Tuesday, September 09, 2008

Directionally Challenged in Shanghai

Every so often, it's wise to take a good hard look at your strengths and weaknesses. To figure out what you know and what you don't. What you need to work on...what you won't.

For me, that statement would look something like this:

Baking, yes; Cooking, no. (There is a difference. One is science; the other, art.)
Yoga, yes; Basketball, no.
Geocaching, yes; Map-reading, no.

It is rather ironic that my next novel is about a mapmaker's daughter, given how directionally challenged I am. So yesterday, I interviewed the wonderful Tibetan rug designer, Chris Buckley of Torana House, over a lovely lunch at Just Grapes. We happened on the four (young, hip, gorgeous) owners having lunch at the same time.

Our conversation didn't stop. Afterwards, I decided, heck, I should attend his lecture tonight at the Royal Asian Society. Riding the subway by myself for the first time without my husband guide-dogging me was actually easy. It was getting OFF the subway that was the problem.

Do I head this way?

Or thataway? (Amazingly, someone from Hong Kong stopped to ask ME for directions. Now, talk about clueless. Ha!) A quick note about directions. In the U.S., we say NORTHwest, SOUTHeast. Here in China, we say WESTnorth. EASTsouth. This does not help me.

The street signs did not help either.
After much meandering and mapreading, I finally made it to the FLOR headquarters where the lecture was being held. I was so excited to recognize the cool FLOR product that I installed in our Seattle home. Chris' lecture was as fantastic and dynamic as tonight's surroundings. The information he shared gave me so many ideas for my new novel. MORE on Chris in a separate blog.

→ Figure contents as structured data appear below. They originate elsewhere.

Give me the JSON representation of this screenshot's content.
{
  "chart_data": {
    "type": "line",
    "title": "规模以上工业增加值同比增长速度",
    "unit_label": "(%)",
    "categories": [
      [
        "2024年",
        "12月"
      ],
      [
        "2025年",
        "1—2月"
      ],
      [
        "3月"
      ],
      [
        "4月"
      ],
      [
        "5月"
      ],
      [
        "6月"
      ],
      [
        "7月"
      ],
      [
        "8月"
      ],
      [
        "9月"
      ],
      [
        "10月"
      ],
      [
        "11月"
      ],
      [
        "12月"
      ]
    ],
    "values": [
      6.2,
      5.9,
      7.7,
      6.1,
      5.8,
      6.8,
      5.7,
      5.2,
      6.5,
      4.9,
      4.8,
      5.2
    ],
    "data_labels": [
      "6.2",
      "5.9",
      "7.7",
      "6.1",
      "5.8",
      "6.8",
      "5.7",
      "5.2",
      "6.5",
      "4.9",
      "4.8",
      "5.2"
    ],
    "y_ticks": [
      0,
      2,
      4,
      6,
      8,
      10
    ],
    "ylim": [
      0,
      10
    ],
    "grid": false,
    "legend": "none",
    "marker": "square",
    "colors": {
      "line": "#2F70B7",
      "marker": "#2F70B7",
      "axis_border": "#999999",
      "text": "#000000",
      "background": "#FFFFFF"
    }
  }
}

Anyway, my son and daughter experienced the same level of euphoria I did--not about Tibetan textiles. But because we learned that we did not have to have the rabies vaccination for our upcoming trip to Dunhuang.

We celebrated by taking the kiddos out to their first xican (Western) food since we moved to Shanghai: California Pizza Kitchen. This CPK virtually didn't share any resemblance to the CPKs of the U.S.--from its pricier menu to its swanky ambiance to the food itself. (Even the presentation was beautiful!)

As for me, I love getting lost in the French Concession (yes, the area of Shanghai where I wish we lived).

The thing is, when you're traveling around with a friend--as I was with my new buddy, Heather--you're only lost in conversation. Because how can you count yourselves really lost anyway when you find an adorable purse shop like this?

See? Don't you want to live in the French Concession, too? The purse shop, incidentally, is on Ferguson Lane.

And at last! To keep me from feeling lost in the kitchen, I have found a lovely woman to help me out a few days a week. Meet Su (the beloved one being hugged in the middle between me and Lisa, Ms. Connected in Shanghai who called me about Su). I am surrounded by angels who are working overtime to keep me on the right (write?) path.

I'm writing. I really am! I finished another chapter today. And that, folks, is a Big Yes.


m--e said...

I would recognize that stop anywhere - People's Square!! Yes, it is TOTALLY confusing. What is even more confusing is if you get off line 1 and are looking for an exit off line 2.

My story: Going to a Toastmaster's meeting (which I was supposed to lead) from my office was line 1. I had always taken line 2 from my home. It was very easy to get to the exit I needed, #8, from line 2. I thought somehow that I would see the sign for exit #8 wherever I came out at. Wrong. I spent about 45 minutes frantically trying to find exit #8. I never found it. I stumbled upon a 1930s town inside the subway! Finally I went up some random exit and walked in the opposite direction around the square. I arrive an hour late, sweaty and bawling my eyes out, sobbing "I've lived here 2 months; how can I get lost in the subway!?!"

Justina said...

Ohhhh...that such a good / sad story, Emily! I totally and completely empathize about getting lost INSIDE the subway station. Frantic pretty much summarizes my emotions when I got off the subway and realized...I had NO idea which way to head.

ingenuity said...

oh yeah, directionally challenged.

That's people's square and likewise the railway station and xiujiahui. Those exits! I cant forget, and that was 5yrs ago in shanghai.


Justina said...

Nat from Uganda! WOW! It is comforting to know other people remember the craziness of subways here. Thanks for visiting! How is Uganda, directionally speaking?